Australian barrister and judge (1933–2024)

George Hampel AM KC (4 October 1933 – 8 October 2024) was an Australian barrister and judge. He was a Justice of the Supreme Court of Victoria from 1983 to 2000, having previously practised as a barrister from 1958.

==Early life==
Hampel was born in Poland just prior to World War II, on 4 October 1933, as the son of Polish Jews. His family escaped from Poland to spend the wartime years in Russia. Although his immediate family survived the Holocaust, much of his extended family did not.

When the war ended, he moved with his family to France, and then eventually to Australia. He was then educated at Melbourne High School and the University of Melbourne.

== Career ==
Hampel held numerous positions in the legal profession, such as Vice-President of the Law Council of Australia, Vice-Chairman of the Victorian Bar Institute and Chairman of the Constitution Commission of Victoria, for which he received a Centenary Medal.

From 2000, he was Professor of Trial Practice and Advocacy at Monash University, and Chairman of the Legal Practice Board of Victoria.
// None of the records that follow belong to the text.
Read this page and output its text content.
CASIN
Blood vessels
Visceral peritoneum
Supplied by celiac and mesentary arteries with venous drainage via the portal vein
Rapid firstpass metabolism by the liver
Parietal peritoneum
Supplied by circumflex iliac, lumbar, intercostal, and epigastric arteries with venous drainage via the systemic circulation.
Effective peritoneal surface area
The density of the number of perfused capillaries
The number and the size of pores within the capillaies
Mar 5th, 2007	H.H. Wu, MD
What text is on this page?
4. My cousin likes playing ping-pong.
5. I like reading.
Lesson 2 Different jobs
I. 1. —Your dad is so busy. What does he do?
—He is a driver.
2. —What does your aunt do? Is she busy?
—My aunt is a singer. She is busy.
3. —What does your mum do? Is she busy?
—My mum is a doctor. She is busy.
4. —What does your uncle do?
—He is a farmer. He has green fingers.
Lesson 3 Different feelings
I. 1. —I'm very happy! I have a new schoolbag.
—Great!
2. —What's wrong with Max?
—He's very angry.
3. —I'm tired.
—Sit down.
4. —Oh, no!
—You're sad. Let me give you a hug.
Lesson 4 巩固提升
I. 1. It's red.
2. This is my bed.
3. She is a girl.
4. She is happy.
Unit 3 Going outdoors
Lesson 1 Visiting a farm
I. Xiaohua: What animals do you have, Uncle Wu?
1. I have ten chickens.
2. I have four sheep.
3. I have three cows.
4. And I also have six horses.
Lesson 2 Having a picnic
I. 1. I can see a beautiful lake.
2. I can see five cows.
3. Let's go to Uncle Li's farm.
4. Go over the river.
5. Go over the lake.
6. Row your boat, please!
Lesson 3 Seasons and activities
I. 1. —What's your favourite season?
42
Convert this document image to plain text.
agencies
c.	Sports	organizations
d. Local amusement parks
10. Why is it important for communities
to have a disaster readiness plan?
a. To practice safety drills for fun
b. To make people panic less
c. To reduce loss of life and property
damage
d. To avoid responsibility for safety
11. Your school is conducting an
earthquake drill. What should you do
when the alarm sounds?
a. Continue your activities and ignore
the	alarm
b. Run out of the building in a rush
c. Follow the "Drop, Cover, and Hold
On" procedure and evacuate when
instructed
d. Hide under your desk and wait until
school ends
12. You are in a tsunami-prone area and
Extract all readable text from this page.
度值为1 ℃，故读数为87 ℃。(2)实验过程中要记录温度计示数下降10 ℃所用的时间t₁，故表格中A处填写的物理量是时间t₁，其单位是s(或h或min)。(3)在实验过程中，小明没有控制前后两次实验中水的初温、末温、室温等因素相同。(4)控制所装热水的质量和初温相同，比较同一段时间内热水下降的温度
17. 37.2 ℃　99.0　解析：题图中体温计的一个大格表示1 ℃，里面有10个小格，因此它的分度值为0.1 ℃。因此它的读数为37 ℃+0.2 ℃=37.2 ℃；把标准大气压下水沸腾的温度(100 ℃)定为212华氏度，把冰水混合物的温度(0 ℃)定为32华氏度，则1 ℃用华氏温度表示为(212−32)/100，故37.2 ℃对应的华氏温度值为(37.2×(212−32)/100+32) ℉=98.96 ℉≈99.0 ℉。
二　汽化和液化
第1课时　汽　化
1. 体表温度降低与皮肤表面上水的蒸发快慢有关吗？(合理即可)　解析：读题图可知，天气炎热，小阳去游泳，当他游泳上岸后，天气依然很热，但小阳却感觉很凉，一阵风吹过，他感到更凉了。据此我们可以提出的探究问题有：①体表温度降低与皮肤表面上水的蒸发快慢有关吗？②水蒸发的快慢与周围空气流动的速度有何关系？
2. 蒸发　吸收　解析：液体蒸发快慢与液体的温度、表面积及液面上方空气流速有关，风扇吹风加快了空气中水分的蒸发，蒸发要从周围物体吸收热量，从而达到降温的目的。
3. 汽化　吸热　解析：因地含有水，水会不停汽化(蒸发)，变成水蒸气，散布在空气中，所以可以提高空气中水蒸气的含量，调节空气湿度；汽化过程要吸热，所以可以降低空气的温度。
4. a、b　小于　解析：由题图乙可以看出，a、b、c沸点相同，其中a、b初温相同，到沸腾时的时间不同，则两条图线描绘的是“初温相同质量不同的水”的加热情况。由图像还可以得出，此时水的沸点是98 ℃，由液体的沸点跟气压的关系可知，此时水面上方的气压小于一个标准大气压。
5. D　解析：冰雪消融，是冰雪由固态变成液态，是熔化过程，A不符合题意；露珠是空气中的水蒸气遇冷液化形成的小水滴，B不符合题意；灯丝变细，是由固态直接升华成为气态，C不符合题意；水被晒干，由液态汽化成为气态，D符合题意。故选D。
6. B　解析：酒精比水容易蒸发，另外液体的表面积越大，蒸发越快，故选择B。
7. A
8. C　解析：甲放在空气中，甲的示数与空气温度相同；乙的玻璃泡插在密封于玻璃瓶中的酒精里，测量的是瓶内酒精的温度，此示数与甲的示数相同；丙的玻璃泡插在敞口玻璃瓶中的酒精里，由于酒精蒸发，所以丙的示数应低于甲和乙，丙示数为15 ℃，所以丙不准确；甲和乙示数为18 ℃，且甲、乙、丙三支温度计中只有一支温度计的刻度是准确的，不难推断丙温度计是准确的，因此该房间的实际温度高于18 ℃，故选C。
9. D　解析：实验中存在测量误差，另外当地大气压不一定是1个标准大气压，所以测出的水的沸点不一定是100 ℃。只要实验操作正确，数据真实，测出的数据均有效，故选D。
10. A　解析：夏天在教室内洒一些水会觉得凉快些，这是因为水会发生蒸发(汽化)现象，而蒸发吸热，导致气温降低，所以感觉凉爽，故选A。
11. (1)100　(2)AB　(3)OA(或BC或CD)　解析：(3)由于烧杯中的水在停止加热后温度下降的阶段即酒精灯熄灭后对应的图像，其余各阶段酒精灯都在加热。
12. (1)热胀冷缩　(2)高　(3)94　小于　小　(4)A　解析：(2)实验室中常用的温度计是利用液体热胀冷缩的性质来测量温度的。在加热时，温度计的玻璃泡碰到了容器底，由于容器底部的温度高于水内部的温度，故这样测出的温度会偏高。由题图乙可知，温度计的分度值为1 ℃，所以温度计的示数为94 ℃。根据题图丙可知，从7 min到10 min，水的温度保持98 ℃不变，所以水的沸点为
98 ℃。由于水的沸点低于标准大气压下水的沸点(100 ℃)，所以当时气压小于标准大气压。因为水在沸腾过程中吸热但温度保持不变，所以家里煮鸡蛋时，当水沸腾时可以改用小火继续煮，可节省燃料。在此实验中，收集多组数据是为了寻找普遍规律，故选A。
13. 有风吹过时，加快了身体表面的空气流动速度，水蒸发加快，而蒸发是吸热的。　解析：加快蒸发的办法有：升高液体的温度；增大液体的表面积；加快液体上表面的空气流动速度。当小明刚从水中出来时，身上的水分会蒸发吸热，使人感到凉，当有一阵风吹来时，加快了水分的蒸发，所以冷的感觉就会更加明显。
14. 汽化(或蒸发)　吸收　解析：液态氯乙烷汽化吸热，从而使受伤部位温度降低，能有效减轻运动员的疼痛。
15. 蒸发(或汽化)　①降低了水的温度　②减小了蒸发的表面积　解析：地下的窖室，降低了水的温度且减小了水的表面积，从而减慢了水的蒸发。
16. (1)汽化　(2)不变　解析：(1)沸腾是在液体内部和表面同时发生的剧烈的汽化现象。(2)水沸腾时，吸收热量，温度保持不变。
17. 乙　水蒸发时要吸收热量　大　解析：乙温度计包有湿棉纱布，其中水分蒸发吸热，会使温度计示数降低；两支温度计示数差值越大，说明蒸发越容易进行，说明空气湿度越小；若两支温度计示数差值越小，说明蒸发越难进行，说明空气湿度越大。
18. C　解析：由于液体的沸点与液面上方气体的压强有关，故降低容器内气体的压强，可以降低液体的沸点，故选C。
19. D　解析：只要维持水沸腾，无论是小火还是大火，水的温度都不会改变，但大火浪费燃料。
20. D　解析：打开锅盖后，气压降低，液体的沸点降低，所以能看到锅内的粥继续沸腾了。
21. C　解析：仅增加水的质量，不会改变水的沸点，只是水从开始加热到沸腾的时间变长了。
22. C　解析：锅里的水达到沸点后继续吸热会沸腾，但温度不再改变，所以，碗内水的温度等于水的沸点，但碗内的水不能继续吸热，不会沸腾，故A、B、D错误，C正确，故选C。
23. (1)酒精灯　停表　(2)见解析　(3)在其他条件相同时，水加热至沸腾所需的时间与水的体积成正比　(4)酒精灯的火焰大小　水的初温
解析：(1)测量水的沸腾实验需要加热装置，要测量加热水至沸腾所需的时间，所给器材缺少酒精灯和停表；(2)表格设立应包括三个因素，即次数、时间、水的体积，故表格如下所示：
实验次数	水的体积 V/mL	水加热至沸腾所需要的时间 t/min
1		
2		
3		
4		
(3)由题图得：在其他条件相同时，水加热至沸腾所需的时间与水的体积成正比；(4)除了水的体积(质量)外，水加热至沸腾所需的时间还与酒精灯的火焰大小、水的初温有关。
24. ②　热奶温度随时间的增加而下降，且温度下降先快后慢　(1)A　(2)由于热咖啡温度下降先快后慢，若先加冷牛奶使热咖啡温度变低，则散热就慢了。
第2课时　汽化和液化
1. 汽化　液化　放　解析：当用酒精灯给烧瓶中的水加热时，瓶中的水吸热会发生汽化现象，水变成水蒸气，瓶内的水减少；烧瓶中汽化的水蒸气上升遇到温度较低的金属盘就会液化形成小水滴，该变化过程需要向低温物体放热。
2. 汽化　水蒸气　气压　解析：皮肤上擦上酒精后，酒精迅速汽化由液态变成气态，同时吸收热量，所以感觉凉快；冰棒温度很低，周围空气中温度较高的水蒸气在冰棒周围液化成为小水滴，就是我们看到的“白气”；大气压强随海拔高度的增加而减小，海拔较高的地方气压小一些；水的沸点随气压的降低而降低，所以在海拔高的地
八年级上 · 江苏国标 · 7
He was also President of the International Institute of Forensic Studies. He was considered a leader in the teaching of advocacy, and together with his wife, trained war crime prosecutors at The Hague.

In 2006, he was appointed a Member of the Order of Australia.

==Personal life and death==
Hampel was married to County Court of Victoria judge Felicity Hampel, SC, with whom he often taught. They have two children:

- Hampel's son, Antony Hampel, an event coordinator, was the de facto partner of Phoebe Handsjuk, who plunged to her death in the garbage chute of their luxury apartment in Melbourne, in 2010, aged 24. Despite a coroner's finding in 2014 that the death was a sleepwalking accident caused by a combination of depression, alcohol, and Stilnox, many questions remain. In 2018, Hampel's then girlfriend, Baillee Schneider, was found dead on the kitchen floor of her parents' home with a cord wrapped around her neck. The Victorian coroner ruled in 2020 that the death was a suicide.
- Hampel's daughter, Kristina Hampel, escaped conviction in 2014 for selling cocaine and possessing a can of tear gas.

Hampel died on 8 October 2024, at the age of 91.